I have to politely differ on this point, since it actually does have a very close analogue, though not in what would typically be considered the "political" realm. A few years ago, the SCO group, formerly known as Caldera systems (not the Santa Cruz organization, though it's a long story), sued IBM and a number of other technology companies claiming essentially that they owned all of Unix, and that Linux is an unauthorized derivative for which they were owed billions. Their rather exorbitant claims really pissed off the open-source community, leading among othr things to the creation of the groklaw blog, http://www.groklaw.net ,
which has covered the case in even greater detail, transcribing every single unsealed court document, and having contributors send in court proceeding reports from trials taking place in several states. We even have the presence of both execrable journalism (particularly from Forbes magazine) and some very good reporting. In particular Steven Vaughn-Nichols of eWeek has done yeoman's work.

Again, my disagreement with your point should be taken as nothing but polite, but I think the immediacy of blogging truly does offer a more transparent means of disseminating information on important court cases than was humanly possible just a few years ago.

Marcy's coverage of the Libby trial has been nothing short of astonishing given that she's not even a lawyer.
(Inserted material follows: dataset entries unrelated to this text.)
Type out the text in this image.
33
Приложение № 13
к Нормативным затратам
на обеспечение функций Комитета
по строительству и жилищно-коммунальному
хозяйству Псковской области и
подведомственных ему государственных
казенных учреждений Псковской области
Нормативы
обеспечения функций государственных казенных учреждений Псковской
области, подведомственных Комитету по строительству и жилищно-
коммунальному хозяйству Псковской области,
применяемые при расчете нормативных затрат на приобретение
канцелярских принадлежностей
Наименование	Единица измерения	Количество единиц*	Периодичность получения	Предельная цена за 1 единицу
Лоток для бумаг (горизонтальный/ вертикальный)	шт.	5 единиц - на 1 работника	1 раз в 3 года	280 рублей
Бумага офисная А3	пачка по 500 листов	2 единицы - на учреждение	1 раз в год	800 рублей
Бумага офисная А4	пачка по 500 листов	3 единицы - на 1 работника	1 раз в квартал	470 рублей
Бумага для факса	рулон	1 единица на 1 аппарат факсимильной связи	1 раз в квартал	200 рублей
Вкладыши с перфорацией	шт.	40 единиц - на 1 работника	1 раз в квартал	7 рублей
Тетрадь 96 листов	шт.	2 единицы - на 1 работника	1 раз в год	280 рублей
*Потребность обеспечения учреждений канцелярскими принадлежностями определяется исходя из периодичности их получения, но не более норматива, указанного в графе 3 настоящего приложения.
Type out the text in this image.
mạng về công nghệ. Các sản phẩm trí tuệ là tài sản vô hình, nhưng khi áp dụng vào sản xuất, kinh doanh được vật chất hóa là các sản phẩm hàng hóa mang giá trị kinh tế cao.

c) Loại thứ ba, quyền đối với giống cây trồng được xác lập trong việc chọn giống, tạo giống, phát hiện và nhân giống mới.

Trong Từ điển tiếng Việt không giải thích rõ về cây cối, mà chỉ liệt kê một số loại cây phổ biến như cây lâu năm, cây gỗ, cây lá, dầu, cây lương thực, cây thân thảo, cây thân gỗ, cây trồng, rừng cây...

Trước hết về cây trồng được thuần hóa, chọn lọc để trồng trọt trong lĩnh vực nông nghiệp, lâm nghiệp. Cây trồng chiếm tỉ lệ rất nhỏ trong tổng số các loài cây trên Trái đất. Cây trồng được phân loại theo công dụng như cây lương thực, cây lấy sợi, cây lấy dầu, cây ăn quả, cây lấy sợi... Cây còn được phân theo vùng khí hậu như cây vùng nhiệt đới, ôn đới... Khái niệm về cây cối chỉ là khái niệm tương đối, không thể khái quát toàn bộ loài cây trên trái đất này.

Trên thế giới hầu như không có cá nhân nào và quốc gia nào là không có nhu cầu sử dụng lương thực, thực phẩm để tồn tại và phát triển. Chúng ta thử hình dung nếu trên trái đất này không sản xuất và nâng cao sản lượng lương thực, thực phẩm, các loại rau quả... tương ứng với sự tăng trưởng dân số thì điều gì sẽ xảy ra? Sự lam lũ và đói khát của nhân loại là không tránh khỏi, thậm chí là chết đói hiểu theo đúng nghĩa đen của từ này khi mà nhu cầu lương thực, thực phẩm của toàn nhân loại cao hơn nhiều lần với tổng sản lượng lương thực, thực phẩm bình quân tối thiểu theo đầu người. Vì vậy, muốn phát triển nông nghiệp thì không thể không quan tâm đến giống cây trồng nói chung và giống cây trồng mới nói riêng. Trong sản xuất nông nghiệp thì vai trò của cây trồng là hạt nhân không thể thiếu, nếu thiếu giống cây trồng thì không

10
As for Russert's testimony, if you want to rehabilitate him you're really going to have to make the case in some detail, as opposed to this drive-by tut-tutting.

Was it Judge Walton who made the decision to let the blogs into the courtroom? If so, it's worth considering that he also allows the jury to pose questions to the witnesses. These are both really unusual and new courtroom practices. It would be great to learn more about him and what motivates him to make decisions like these. (Decisions which I wholeheartedly support, by the way.)

jfaberuiuc

Thanks for the example and the polite disagreement. I don't really disagree with you; I would only add that part of the unique circumstances here was the prominence of the case, the involvement of the most powerful officials in the Bush administration, the prominence of media coverage, 200,000 hits on the liveblogging, and so on.

Steve

Well, a number of assertions the defense made about Russert have turned out to be false. A minor one, for instance, is that the "buzz" Russert referred to had to do with the post-Novak period, not before.

More significantly, the portrayal of Russert as a hypocrite of the First Amendment was just false. Russert did not try to hide his FBI interview from Judge Hogan, as we learned. And there's nothing hypocritical about the posture of strong First Amendment defense he took with respect to the grand jury subpoena. Not only was this in a different category than a talk with an FBI agent, Russert's brief was very clear about one of the differences: the ramifications for sources in the plural. A big fight over grand jury subpoena and the First Amendment is quite a different matter from a quiet discussion with an FBI agent, where, moreover, Russert surely thought he was not in the least actually involved in the case.

Steve

Let me also add that while Russert is not particularly to my taste, we've learned a lot of information we wouldn't otherwise have learned through his reporting; he is not particularly partisan, doesn't press harder on Democrats than on Republicans.

Again, I'm not a fan. But he's a useful journalist, and it doesn't strike me as impossible to learn from him while recognizing the flaws and limitations of what he does (the gotcha game, the basic commitment to the DC establishment, the self-righteousness, etc).